As for being an Incan legend, there is evidence of trade between Mayans and Incans. Traditions and stories are often traded between peoples.
Second, who is to say that Christ only appeared to one group? The Book of Mormon has the destructions occurring in the first month (3 Nephi 8:5), and Christ's appearance to the Nephites in the last month of the year (3 Ne 10). Was Jesus visiting other groups during that time who were not related to Nephites? Of course, this is all subjective questioning that none of us can answer.
Another Incan legend, of Tonapa, was an Incan prophet who called the people to repent from worshipping other gods, and to return to worshipping Viracocha alone. His legend states he hung himself on a cross and died singing death songs. This one is more clearly influenced by Christian teaching, as the Spanish author wondered if Tonapa was St Thomas or another apostle.

While the proof is not there of a direct tie, the story shows that ancient Americans did believe in the loss of the Sun for a time, and the return of a white god to the people once the Sun arose.

This suggests that an ancient memory may tie into the Book of Mormon.

Brant said...


The tricky thing about using native legends that have been filtered through the Spanish is that you don't know what or how much has been filtered (as you note, there was a general trend to see St.

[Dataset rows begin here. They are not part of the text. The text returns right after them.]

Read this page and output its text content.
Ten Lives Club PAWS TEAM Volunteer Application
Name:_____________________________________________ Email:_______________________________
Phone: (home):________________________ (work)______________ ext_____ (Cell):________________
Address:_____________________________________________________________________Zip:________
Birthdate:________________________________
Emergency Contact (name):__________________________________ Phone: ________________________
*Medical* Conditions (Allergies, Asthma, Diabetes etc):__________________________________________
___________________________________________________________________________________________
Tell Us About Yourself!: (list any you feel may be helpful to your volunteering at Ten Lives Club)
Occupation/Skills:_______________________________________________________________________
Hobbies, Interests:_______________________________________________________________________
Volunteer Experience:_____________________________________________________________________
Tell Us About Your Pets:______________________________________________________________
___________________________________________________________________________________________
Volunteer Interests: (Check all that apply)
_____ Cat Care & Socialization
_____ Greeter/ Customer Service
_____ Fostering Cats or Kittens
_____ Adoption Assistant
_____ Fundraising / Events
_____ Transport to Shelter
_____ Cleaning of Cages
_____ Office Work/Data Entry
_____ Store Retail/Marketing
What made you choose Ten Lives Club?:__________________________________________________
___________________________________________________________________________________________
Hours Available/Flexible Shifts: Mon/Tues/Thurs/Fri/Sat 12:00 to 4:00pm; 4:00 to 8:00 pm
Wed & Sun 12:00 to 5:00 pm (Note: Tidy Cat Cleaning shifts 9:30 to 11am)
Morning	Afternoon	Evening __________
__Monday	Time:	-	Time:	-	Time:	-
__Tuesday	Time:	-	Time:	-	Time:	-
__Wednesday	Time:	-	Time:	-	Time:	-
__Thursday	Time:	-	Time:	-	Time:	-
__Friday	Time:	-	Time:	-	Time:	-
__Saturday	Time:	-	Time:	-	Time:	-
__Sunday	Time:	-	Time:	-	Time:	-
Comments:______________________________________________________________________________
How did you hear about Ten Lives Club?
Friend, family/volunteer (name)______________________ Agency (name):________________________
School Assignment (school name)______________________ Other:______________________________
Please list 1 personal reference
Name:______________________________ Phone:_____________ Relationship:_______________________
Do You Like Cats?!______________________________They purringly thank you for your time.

Thomas in many of these legends).

As for the sun being in darkness, that sounds like a pretty standard creation myth. There is no sun and after a ritually appropriate time, the sun arises with a hero-god, or typically because of the hero-god.

Because it could so easily be a native story with just enough twist on it that we see the Book of Mormon in it, we can't do more than say that it is a curiosity. Being from the wrong place and wrong time doesn't help when we try to use it as evidence that happened elsewhere.

Could there have been a connection? Well, maybe. The connection is so tenuous, however, that it is best not to rely upon it.